知らない人に、財布から100円玉を出してもらうこと

開きかけの本

自分で本を作って売る

私の趣味は同人誌を売ることだ。同人誌とは、自分で書いたマンガや小説を印刷した本のことだ。素人が作った本は、本屋さんには置いてもらえないので、「同人誌即売会」というイベントで売る。そこではバザーやフリーマーケットのように、個人が小さなスペースを借りて、自分が作った本を売っている。

一番、大きなイベントは東京で開かれる「コミックマーケット」。「コミケ」と略されていて、テレビでもニュースに出るくらい有名だ。何十万人も人が集まる。売れるのは人気のマンガやアニメのキャラクターが出てくるエッチな本。何百冊も売って、大儲けしている人もいる。

私が作っている同人誌は全然ちがう。いまはミステリー仕立てのオリジナル小説の本を作っている。値段は1冊100円。ほとんど売れない。だから、地方の小さなイベントに「今日は売れますように」と祈りながら参加する。与えられた長机半分のスペースに、持ってきた布を敷いて、自分の同人誌を並べる。「もしかして、たくさん売れるかもしれない」と、いつも多めに本を持っていく。そして、パイプ椅子に座ってお客さんが来るのを待つ。

本棚の前に「ベストセラー」という看板

「この人は買ってくれるんだろうか』という視線

同人誌即売会にくるお客さんは、自分の好みの本を探して並んでいる本を見てくれる。自分の本を手に取ってもらえると心臓がバクバクして、その人の顔をジロジロと見てしまう。「買ってくれるんだろうか?」期待が膨らんでいく。その私の緊張が伝わるのか、お客さんはサッと読みかけた本を置いて、立ち去ってしまった。失敗した。自分が買う側にまわればわかることだが、ジロジロと見られるとプレッシャーになって本をゆっくり見ることができない。

そこで、私は三段の棚を設置することにした。そこに同人誌や売り込みのポップを飾る。私は棚の陰にかくれて、お客さんに観察しているのを気づかれないようにした。もちろん、実際には、棚の隙間からお客さんの様子をこっそり見ている。

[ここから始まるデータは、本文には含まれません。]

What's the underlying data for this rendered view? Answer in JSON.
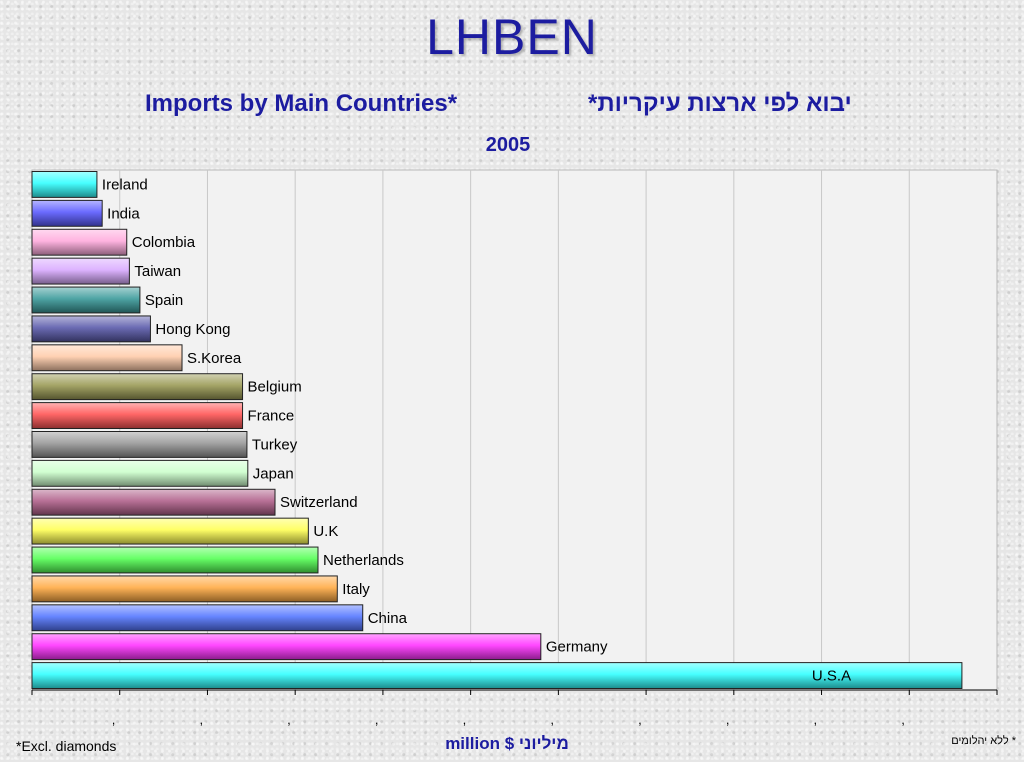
{
  "slide_title": "LHBEN",
  "chart_title_en": "Imports by Main Countries*",
  "chart_title_he": "יבוא לפי ארצות עיקריות*",
  "chart_year": "2005",
  "unit_label": "מיליוני $ million",
  "footnote_left": "*Excl. diamonds",
  "footnote_right": "* ללא יהלומים",
  "chart_data": {
    "type": "bar",
    "orientation": "horizontal",
    "categories": [
      "Ireland",
      "India",
      "Colombia",
      "Taiwan",
      "Spain",
      "Hong Kong",
      "S.Korea",
      "Belgium",
      "France",
      "Turkey",
      "Japan",
      "Switzerland",
      "U.K",
      "Netherlands",
      "Italy",
      "China",
      "Germany",
      "U.S.A"
    ],
    "values": [
      740,
      800,
      1080,
      1110,
      1230,
      1350,
      1710,
      2400,
      2400,
      2450,
      2460,
      2770,
      3150,
      3260,
      3480,
      3770,
      5800,
      10600
    ],
    "colors": [
      "#33ffff",
      "#5a5aff",
      "#ffaadd",
      "#d9aaff",
      "#3a9a9a",
      "#5a5aaa",
      "#ffccaa",
      "#9a9a55",
      "#ff5555",
      "#999999",
      "#ccffcc",
      "#b0608a",
      "#ffff55",
      "#55ff55",
      "#ffaa44",
      "#5577ff",
      "#ff33ff",
      "#33ffff"
    ],
    "xlim": [
      0,
      11000
    ],
    "x_tick_step": 1000,
    "x_tick_labels": [
      ",",
      ",",
      ",",
      ",",
      ",",
      ",",
      ",",
      ",",
      ",",
      ","
    ],
    "grid": true,
    "legend": "none"
  }
}
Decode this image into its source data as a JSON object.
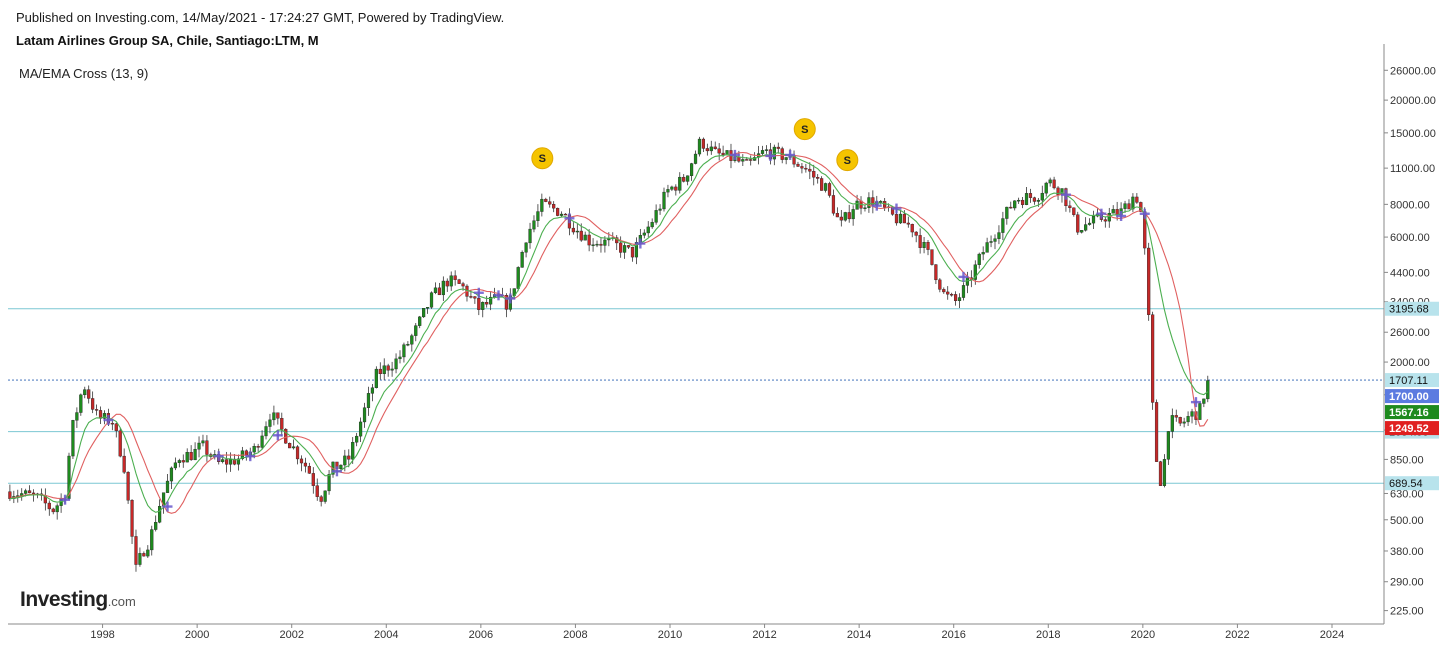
{
  "header": {
    "published": "Published on Investing.com, 14/May/2021 - 17:24:27 GMT, Powered by TradingView.",
    "symbol": "Latam Airlines Group SA, Chile, Santiago:LTM, M",
    "indicator": "MA/EMA Cross (13, 9)"
  },
  "logo": {
    "brand": "Investing",
    "domain": ".com"
  },
  "chart_data": {
    "type": "candlestick",
    "interval": "monthly",
    "scale": "log",
    "title": "Latam Airlines Group SA, Chile, Santiago:LTM, M",
    "y_ticks": [
      "26000.00",
      "20000.00",
      "15000.00",
      "11000.00",
      "8000.00",
      "6000.00",
      "4400.00",
      "3400.00",
      "2600.00",
      "2000.00",
      "1500.00",
      "1100.00",
      "850.00",
      "630.00",
      "500.00",
      "380.00",
      "290.00",
      "225.00"
    ],
    "x_ticks": [
      "1998",
      "2000",
      "2002",
      "2004",
      "2006",
      "2008",
      "2010",
      "2012",
      "2014",
      "2016",
      "2018",
      "2020",
      "2022",
      "2024"
    ],
    "ylim": [
      200,
      30000
    ],
    "xlim": [
      1996.0,
      2025.1
    ],
    "price_path": [
      [
        1996.05,
        640
      ],
      [
        1996.6,
        610
      ],
      [
        1996.95,
        545
      ],
      [
        1997.2,
        620
      ],
      [
        1997.35,
        1100
      ],
      [
        1997.6,
        1650
      ],
      [
        1997.9,
        1220
      ],
      [
        1998.2,
        1200
      ],
      [
        1998.45,
        820
      ],
      [
        1998.7,
        320
      ],
      [
        1998.85,
        380
      ],
      [
        1999.0,
        420
      ],
      [
        1999.25,
        610
      ],
      [
        1999.6,
        870
      ],
      [
        1999.9,
        890
      ],
      [
        2000.1,
        960
      ],
      [
        2000.45,
        820
      ],
      [
        2000.85,
        850
      ],
      [
        2001.2,
        920
      ],
      [
        2001.55,
        1280
      ],
      [
        2001.9,
        1020
      ],
      [
        2002.35,
        780
      ],
      [
        2002.6,
        600
      ],
      [
        2002.85,
        780
      ],
      [
        2003.2,
        850
      ],
      [
        2003.5,
        1250
      ],
      [
        2003.8,
        1800
      ],
      [
        2004.25,
        2050
      ],
      [
        2004.6,
        2600
      ],
      [
        2004.95,
        3500
      ],
      [
        2005.3,
        4100
      ],
      [
        2005.6,
        3900
      ],
      [
        2005.95,
        3200
      ],
      [
        2006.35,
        3500
      ],
      [
        2006.6,
        3300
      ],
      [
        2006.95,
        6000
      ],
      [
        2007.3,
        8000
      ],
      [
        2007.7,
        7500
      ],
      [
        2008.0,
        6500
      ],
      [
        2008.3,
        5800
      ],
      [
        2008.75,
        5700
      ],
      [
        2009.2,
        5200
      ],
      [
        2009.6,
        6800
      ],
      [
        2009.95,
        9000
      ],
      [
        2010.3,
        10000
      ],
      [
        2010.65,
        14000
      ],
      [
        2010.95,
        12500
      ],
      [
        2011.3,
        12000
      ],
      [
        2011.65,
        11200
      ],
      [
        2012.0,
        12800
      ],
      [
        2012.45,
        12200
      ],
      [
        2012.85,
        11000
      ],
      [
        2013.3,
        9200
      ],
      [
        2013.6,
        6600
      ],
      [
        2013.9,
        8000
      ],
      [
        2014.3,
        8300
      ],
      [
        2014.7,
        7200
      ],
      [
        2015.1,
        6600
      ],
      [
        2015.45,
        5200
      ],
      [
        2015.8,
        3600
      ],
      [
        2016.05,
        3400
      ],
      [
        2016.3,
        4000
      ],
      [
        2016.6,
        5200
      ],
      [
        2016.95,
        6600
      ],
      [
        2017.3,
        8400
      ],
      [
        2017.75,
        8600
      ],
      [
        2018.0,
        9800
      ],
      [
        2018.3,
        9000
      ],
      [
        2018.6,
        6500
      ],
      [
        2018.9,
        6800
      ],
      [
        2019.2,
        7200
      ],
      [
        2019.55,
        7500
      ],
      [
        2019.85,
        8800
      ],
      [
        2020.0,
        7000
      ],
      [
        2020.12,
        3000
      ],
      [
        2020.2,
        1400
      ],
      [
        2020.3,
        800
      ],
      [
        2020.4,
        680
      ],
      [
        2020.55,
        1200
      ],
      [
        2020.8,
        1150
      ],
      [
        2021.0,
        1250
      ],
      [
        2021.2,
        1300
      ],
      [
        2021.37,
        1700
      ]
    ],
    "series": [
      {
        "name": "MA 13",
        "color": "#e06060"
      },
      {
        "name": "EMA 9",
        "color": "#4caf50"
      }
    ],
    "cross_markers_x": [
      1997.2,
      1998.1,
      1999.3,
      2000.45,
      2001.05,
      2001.7,
      2002.9,
      2005.95,
      2006.35,
      2006.6,
      2007.85,
      2009.3,
      2011.35,
      2012.1,
      2012.5,
      2014.35,
      2014.75,
      2016.2,
      2018.35,
      2019.1,
      2019.5,
      2020.0,
      2021.05
    ],
    "signals": [
      {
        "label": "S",
        "x": 2007.3,
        "y": 12000
      },
      {
        "label": "S",
        "x": 2012.85,
        "y": 15500
      },
      {
        "label": "S",
        "x": 2013.75,
        "y": 11800
      }
    ],
    "horizontal_levels": [
      {
        "value": 3195.68,
        "label": "3195.68"
      },
      {
        "value": 1084.95,
        "label": "1084.95"
      },
      {
        "value": 689.54,
        "label": "689.54"
      }
    ],
    "price_tags": [
      {
        "label": "1707.11",
        "value": 1707.11,
        "style": "line",
        "bg": "#b8e3ec",
        "fg": "#111111"
      },
      {
        "label": "1700.00",
        "value": 1700.0,
        "style": "solid",
        "bg": "#5b7be0",
        "fg": "#ffffff"
      },
      {
        "label": "1567.16",
        "value": 1567.16,
        "style": "solid",
        "bg": "#1e8a1e",
        "fg": "#ffffff"
      },
      {
        "label": "1249.52",
        "value": 1249.52,
        "style": "solid",
        "bg": "#e02020",
        "fg": "#ffffff"
      }
    ],
    "colors": {
      "up": "#1e8a1e",
      "down": "#c62828",
      "level_line": "#7cc7d3",
      "signal": "#f5c400",
      "cross": "#6a5acd",
      "axis": "#888888"
    }
  }
}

私の本はどんなお客さんが手に取ってくれるんだろう。若い女性向けのミステリー小説のつもりだったけれど、50代くらいの男性も手に取ってくれる。謎解きものはファンが多いのに、同人誌の中では作品数が少ないので興味を持ってもらえることが多いのかもしれない。パラパラとめくって、そのまま置いて去ってしまう人もいる。「文章に魅力が足りないのだろうか」「文字が詰まりすぎていて読みにくいのだろうか」と思い悩む。

じっと椅子に座って耐えていると、私の本の中身をゆっくりと確認してから、「これください」と声をかけてくれる人がいる。大慌てで立ち上がって「ありがとうございます、100円です」と答える。その人は、カバンから財布を出して、100円玉を出してくれた。銀色に光る硬貨を受け取って、同人誌を渡す。

古いコイン2つ

たった100円玉、されど100円玉

本当はこのとき、買ってくれた人の肩をゆさぶって聞きたい。「どこが買う決め手でしたか?」「値段は安すぎますか?」「もっと分厚いほうがいいですか?」「次のイベントでも買ってくれますか?」「読んだら感想ください」などなど、問い詰めたい気持ちになる。でも、迷惑なのでグッとこらえて笑顔だけにする。同人誌即売会にくる人たちは、呼び込みやセールストークが苦手な人も多いので、あまり話しかけてはいけない。

受け取った100円玉を、自分用の硬貨入れにしまう。コインの種類別に整理できるプラスチックケースだ。100円均一で買った。このケースも、私の同人誌も100円だ。「たった100円」なのかもしれない。缶ジュースも120円だから、今日のこの売り上げでは買えない。印刷代もかかっているから、利益はほとんどない。

でも、自分の書いた小説のために、知らない人に財布から100円玉を出してもらうのは簡単じゃない。いつも、この100円で「ああ、小説を書いていてよかった」と思う。